The data was collected from messages sent routinely from aircraft back to Air Traffic Control. This experiment has proven that by exploiting existing technology in new ways it is possible to obtain weather data for locations which may be data sparse. In the future this data could be fed into numerical weather models to help improve the accuracy of weather forecasts.
The ESA technology demonstrator, GomX-3, was designed to collect Automatic Data Surveillance – Broadcast (ADS-B) messages to track aircraft from space using a nanosatellite. Collaboratively GomSpace, ESA and the Met Office agreed on an extended mission which would involve reprogramming GomX-3 whilst it was in orbit around the Earth to collect additional parameters required to calculate wind and temperature observations. These are called Mode-S Enhanced Surveillance (EHS) parameters. The reprogramming was successful and data was collected for two weeks over a large part of the globe. The locations of all of these derived observations are shown below as the red dots. The blue lines show the track of the satellite during this period.
The Met Office has been investigating this aircraft derived data method since 2011. Mode-S EHS is used by Air Traffic Management to obtain situation information from aircraft. This data combined with the position ADS-B data allows wind and temperature to be calculated at the location of the aircraft. There are currently 6 ground based receivers located throughout the UK and Channel Islands collecting the data and deriving up to 6.8 million observations of wind and temperature per day from aircraft in flight across UK airspace. This is an increase from just 10000 aircraft observations over the UK per day!
A large part of the work over the last 5 years has been around understanding the quality of the observations. Comparisons to our high resolution operational model have been conducted on every model run since 2013. We’ve also made use of the Facility for Airborne Atmospheric Measurements and compared the observations to those made by the research grade instrumentation on the aircraft. The quality of the wind observations has been found to be comparable to more traditionally sourced aircraft data, while the temperature information requires some additional manipulation.
The increasing number of observations is important to drive the mathematical models used in weather forecasting. The resolution of the models is ever increasing; over the UK the Met Office now uses a model with a grid spacing of 1.5km, everyday this model uses around 250,000 upper air wind observations. This data is used to nudge the model of the atmosphere closer to what is being measured, ultimately leading to improvements in the forecast. To keep pace with improvements in models, novel methods of gathering observations must be used like those explored in this mission.

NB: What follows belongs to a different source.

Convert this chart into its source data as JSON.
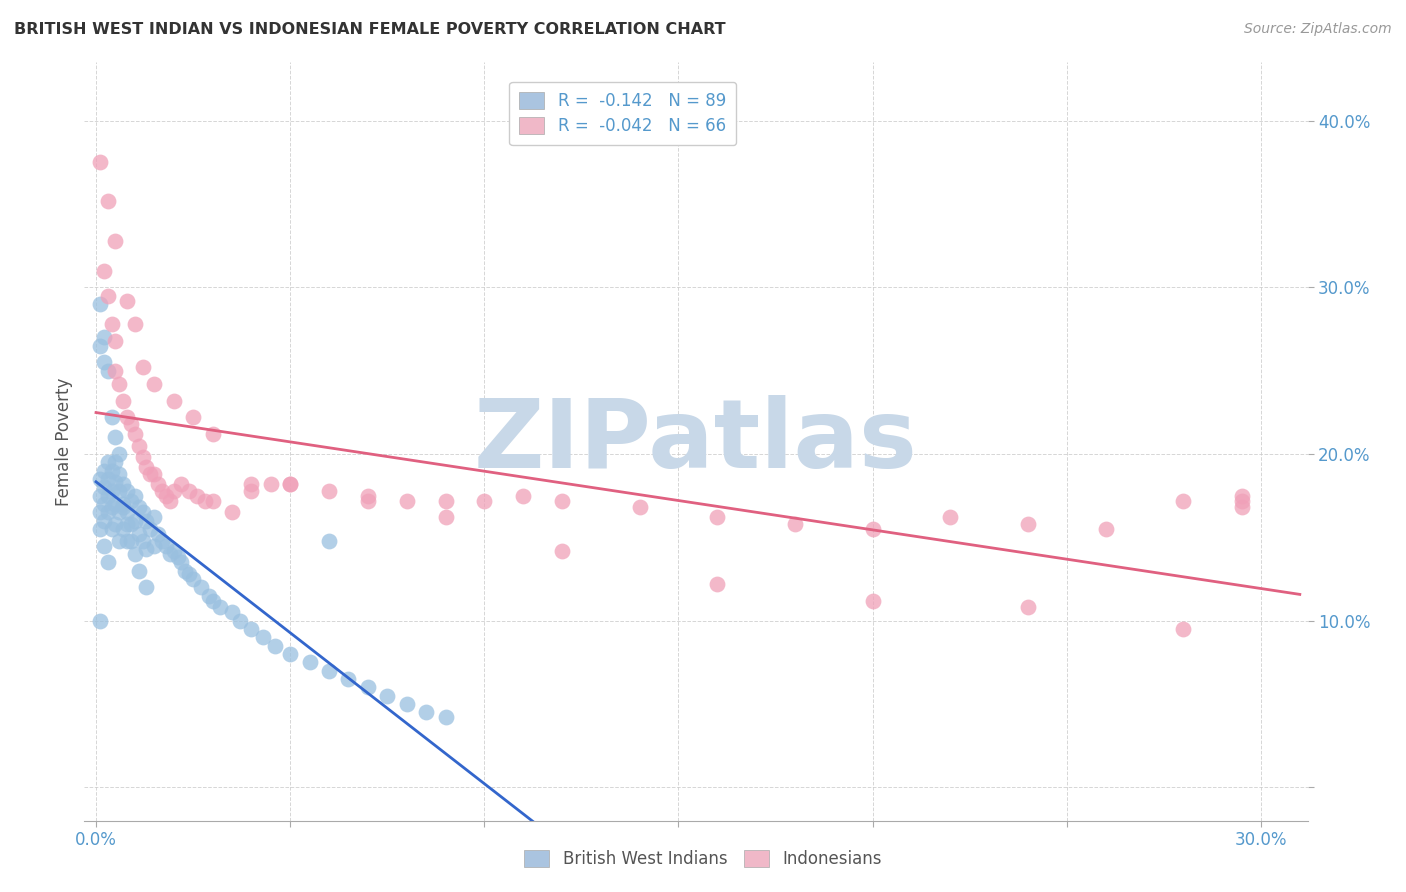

Edmund Stone, Observation Scientist at the Met Office said: “This information will be useful in the future in increasing the global observation network coverage, both from the ground and also from orbit. The project has also shown that it is feasible to use small, relatively low cost satellites for the collection of data for atmospheric measurement”.
These results have changed our view of data availability, demonstrating that there is Mode-S EHS/ADS-B data available from significant areas, including data from every continent (excluding Antarctica). It is estimated that there is in excess of 100,000,000 observations available globally each day that are currently not being collected or used by the meteorology community. The challenge now comes in trying to harness this resource.